One thousand people were taken by train to Auschwitz where they were beaten, dragged to the camp, stripped and given numbers. Ten men were shot in front of them, Fairweather says.

“Pilecki began to realise that his ideas of quickly forming a cell and even perhaps staging an uprising in the camp, would have to be set to one side. He really had to find a way to survive in this morally inverted and ultra-violent landscape…

 “He was having to figure it all out while he himself a prisoner while simultaneously a victim of the camp’s system. He had to find names in some cases to describe the nature of these unprecedented acts of evil, he then would give them to messengers who made it all the way to London.”

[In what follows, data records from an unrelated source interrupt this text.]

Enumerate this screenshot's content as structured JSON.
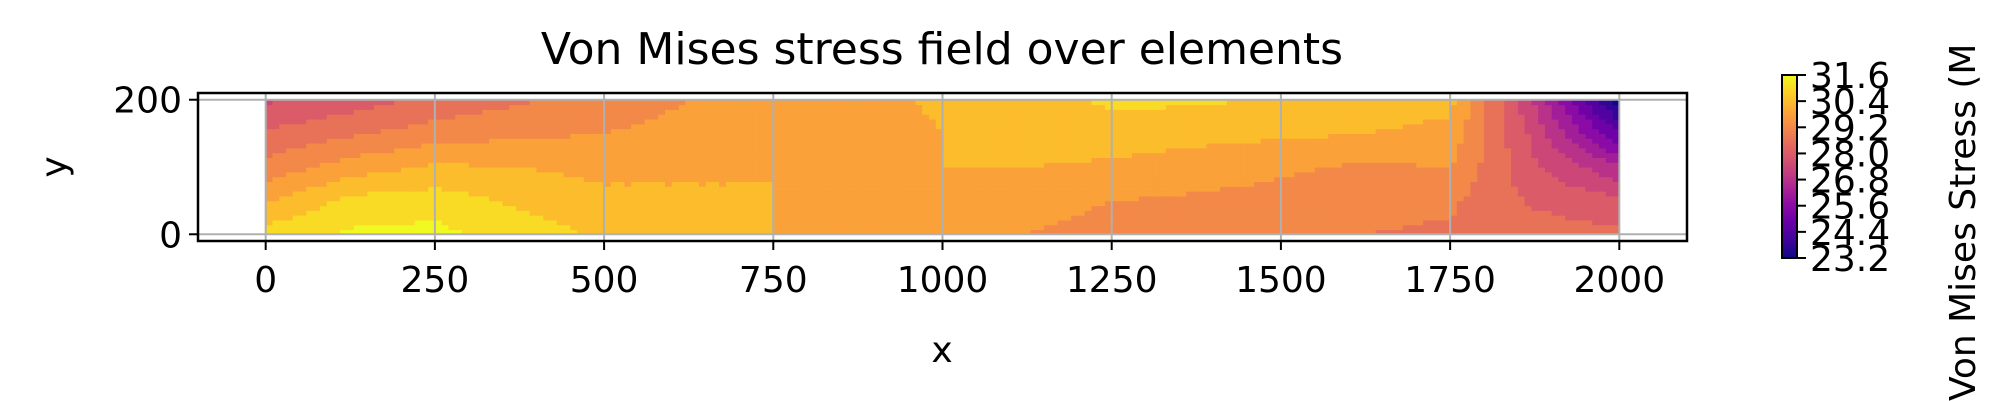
{
  "chart_data": {
    "type": "heatmap",
    "title": "Von Mises stress field over elements",
    "xlabel": "x",
    "ylabel": "y",
    "xlim": [
      -100,
      2100
    ],
    "ylim": [
      -10,
      210
    ],
    "data_extent": {
      "x": [
        0,
        2000
      ],
      "y": [
        0,
        200
      ]
    },
    "xticks": [
      0,
      250,
      500,
      750,
      1000,
      1250,
      1500,
      1750,
      2000
    ],
    "yticks": [
      0,
      200
    ],
    "grid": true,
    "colormap": "plasma",
    "colorbar": {
      "label": "Von Mises Stress (M",
      "ticks": [
        23.2,
        24.4,
        25.6,
        26.8,
        28.0,
        29.2,
        30.4,
        31.6
      ],
      "tick_labels": [
        "23.2",
        "24.4",
        "25.6",
        "26.8",
        "28.0",
        "29.2",
        "30.4",
        "31.6"
      ],
      "range": [
        23.2,
        31.6
      ]
    },
    "grid_x": [
      0,
      125,
      250,
      375,
      500,
      625,
      750,
      875,
      1000,
      1125,
      1250,
      1375,
      1500,
      1625,
      1750,
      1875,
      2000
    ],
    "grid_y": [
      0,
      50,
      100,
      150,
      200
    ],
    "values": [
      [
        31.0,
        31.4,
        31.5,
        31.0,
        30.6,
        30.3,
        30.1,
        29.9,
        29.7,
        29.5,
        29.3,
        29.2,
        29.0,
        28.9,
        28.8,
        28.6,
        28.4
      ],
      [
        30.0,
        30.9,
        31.0,
        30.6,
        30.3,
        30.2,
        30.1,
        30.0,
        29.9,
        29.7,
        29.5,
        29.4,
        29.3,
        29.1,
        29.0,
        28.2,
        27.9
      ],
      [
        29.1,
        29.8,
        30.2,
        30.1,
        29.9,
        30.0,
        30.1,
        30.0,
        30.1,
        30.1,
        30.0,
        29.8,
        29.6,
        29.4,
        29.5,
        27.8,
        26.6
      ],
      [
        28.4,
        28.8,
        29.2,
        29.4,
        29.5,
        29.7,
        29.8,
        29.8,
        30.1,
        30.3,
        30.4,
        30.3,
        30.2,
        30.1,
        29.9,
        27.5,
        24.7
      ],
      [
        27.6,
        28.0,
        28.5,
        28.8,
        29.2,
        29.5,
        29.7,
        29.9,
        30.2,
        30.5,
        30.8,
        30.8,
        30.6,
        30.5,
        30.3,
        27.0,
        23.2
      ]
    ]
  }
}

Of Pilecki’s messages that made its way from the camp to London and the head of bomber command was the following:

“For the love of God, bomb this camp, it’s so bad here, even if you kill us, it will be worth it.”

It was the first call to bomb Auschwitz, says Fairweather, reaching allied commanders in 1941.

Fairweather describes Pilecki’s escape from Auschwitz as one of the most remarkable in the camp’s history.

“Four prisoners broke into an SS warehouse near the camp, stole SS uniforms, in the middle of the day, walked over to the commandant’s garage and took his car and just drove, dressed as SS men out the camp gates.”

It was a daring act, Fairweather says.

After leaving the camp, Pilecki tried to rally a force to attack it but those inside the camp, through secret messages, said it wouldn’t be enough.

He returned to Warsaw to find the city in turmoil as the Soviet Red Army were about to enter Poland and seize the capital.

Pilecki took part in the Warsaw uprising but was captured and put in another concentration camp for the rest of the war.

At the end of the war he was faced with a choice; would he live out his life in exile or would he go back to Poland and fight again.

Pilecki went back to organise another intelligence operation and set about trying to bring down the now communist regime in Poland.

“He was still thinking about Auschwitz, it was true that what was happening around him was terrible but just the sheer weight of the experience in the camp never left him.”

In the end Pilecki was betrayed and put on show trial after a brutal torture and executed, says Fairweather.